On the other hand, MSE says you can't pseudometrize a non-Hausdorff manifold
Argh
Because a pseudometric on a $T_0$ space is also a metric
Also the reference Hicks gives is in German
Variationsrechnung im Grossen
 
7:08 AM
@BernardoMeurer Good news: I'm not gonna have classes next week because of the cruise trip. Teachers won't bother with the remaining students
The travellers woke up at 5 AM today
 
Anonymous
7:24 AM
10,000 starred messages :-)
 
I noticed
Do I get a prize or something
 
Anonymous
@JaimeGallego I should get one. I was the starrer of the 10,000 th message :P
 
Anonymous
And maybe you too ;)
 
7:50 AM
 
 
1 hour later…
9:20 AM
@G.Bergeron Nah. You can analogize the line with two origins constructions to line with two cantor sets.
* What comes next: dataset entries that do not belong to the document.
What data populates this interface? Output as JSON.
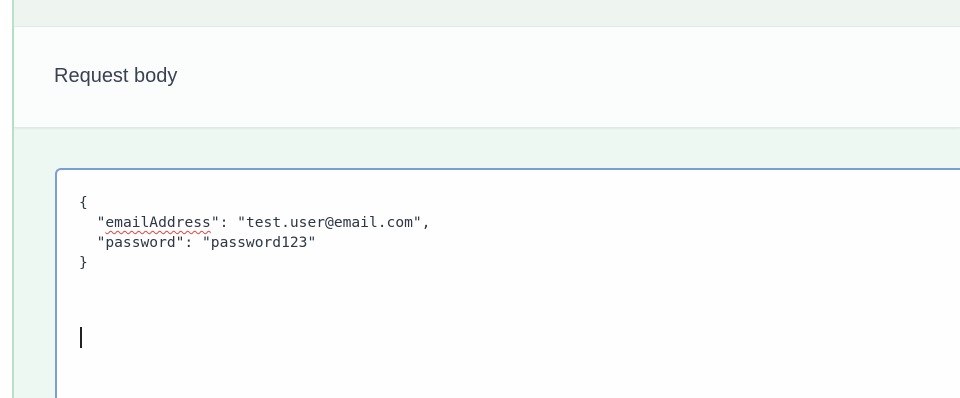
{
  "section": {
    "title": "Request body"
  },
  "request_body": {
    "lines": [
      {
        "text": "{"
      },
      {
        "indent": "  ",
        "quote_open": "\"",
        "key": "emailAddress",
        "rest": "\": \"test.user@email.com\","
      },
      {
        "text": "  \"password\": \"password123\""
      },
      {
        "text": "}"
      }
    ]
  },
  "colors": {
    "panel_green": "#eef8f2",
    "left_border": "#b9e1c7",
    "focus_border": "#7a9fd6",
    "title_text": "#3b4151",
    "spellcheck_underline": "#e0453e"
  }
}
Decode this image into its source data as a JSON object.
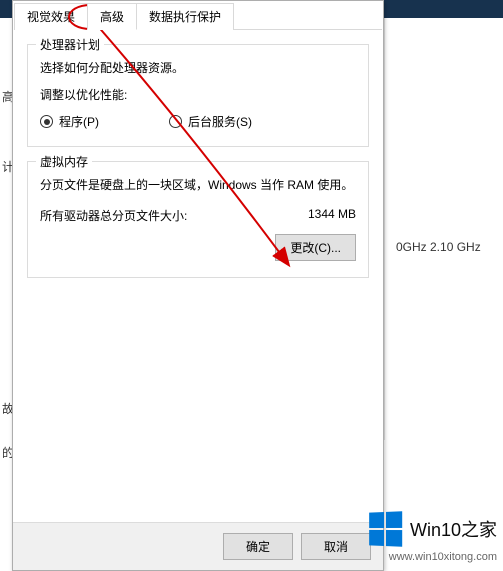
{
  "tabs": {
    "visual": "视觉效果",
    "advanced": "高级",
    "dep": "数据执行保护"
  },
  "scheduler": {
    "title": "处理器计划",
    "desc": "选择如何分配处理器资源。",
    "adjust_label": "调整以优化性能:",
    "program_label": "程序(P)",
    "service_label": "后台服务(S)"
  },
  "vmem": {
    "title": "虚拟内存",
    "desc": "分页文件是硬盘上的一块区域，Windows 当作 RAM 使用。",
    "total_label": "所有驱动器总分页文件大小:",
    "total_value": "1344 MB",
    "change_btn": "更改(C)..."
  },
  "footer": {
    "ok": "确定",
    "cancel": "取消"
  },
  "background": {
    "cpu_freq": "0GHz   2.10 GHz",
    "left_label1": "高级",
    "left_label2": "计",
    "left_label3": "故障",
    "left_label4": "的桌"
  },
  "watermark": {
    "title": "Win10之家",
    "url": "www.win10xitong.com"
  }
}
$\Bbb R \times \{0, 1\}$ with $C \times i$ identified in both for a fixed Cantor set $C$.
 
@BalarkaSen can you solve this enigma
 
which
 
Hicks says non-Hausdorff manifolds admit a pseudometric from a metric tensor which generates the topology of the manifold
But manifolds are T0 , and T0 spaces have pseudometrics being metrics
And obviously non Hausdorff manifolds admit no metrics
Riddle me this, @BalarkaSen
 
I don't think T0 is sufficient for being metric. You need Hausdorff.
 
Well the theorem is apparently that the existence of a pseudometric + T0 means the existence of a metric
 
9:37 AM
Sounds believable.
 
But then what is up with Hicks
Cf chapter 6, p. 69
Especially the theorem p.70 and its corrolary
 
Strange; I don't know how to construct a pseudo Riemannian metric on non Hausdorff chaps
 
@G.Bergeron I'm afraid I don't know much about either of these approaches
 
Apparently the bundle business doesn't depend at all on the hausdorffness of the manifold
It just has different global consequences
also the metric is riemannian
It's just that it doesn't define a metric space
 
I see.
 
9:46 AM
Due to branching points having a distance of 0
 
ya, gotcha
Nice picture.
Does the partition of unity argument require Hausdorffness? I don't think so actually
You should be able to just do that to get a Riemannian metric on the manifold.
 
It does apprently
No partition of unity on non Hausdorff manifolds
 
Oh, wait, I guess
 
Also more generally no metrics on them, from what's his name metrization theorem
 
Yeah, I take back what I said on that.
@Slereah What do you mean by metric? That there is no metric on non-Hausdorff chaps is easy to prove.
(otherwise it'd be Hausdorff!)
It's not obvious to me how to get a Riemannian metric on non-Hausdorff manifolds.
 
9:51 AM
Well non-Hausdorff manifolds admit the usual tensor bundle, on which you can define a metric tensor, according to Hicks
From those, you can define a distance function by the usual integral definition
Which is obviously not a metric, but is a pseudometric according to Hicks
 
Strange.
 
But then the whole T0 thing and so I dunno
 
This is too hard for me :P I never thought about the Hausdorffness technicality
 
I don't know, maybe you can't define a global section?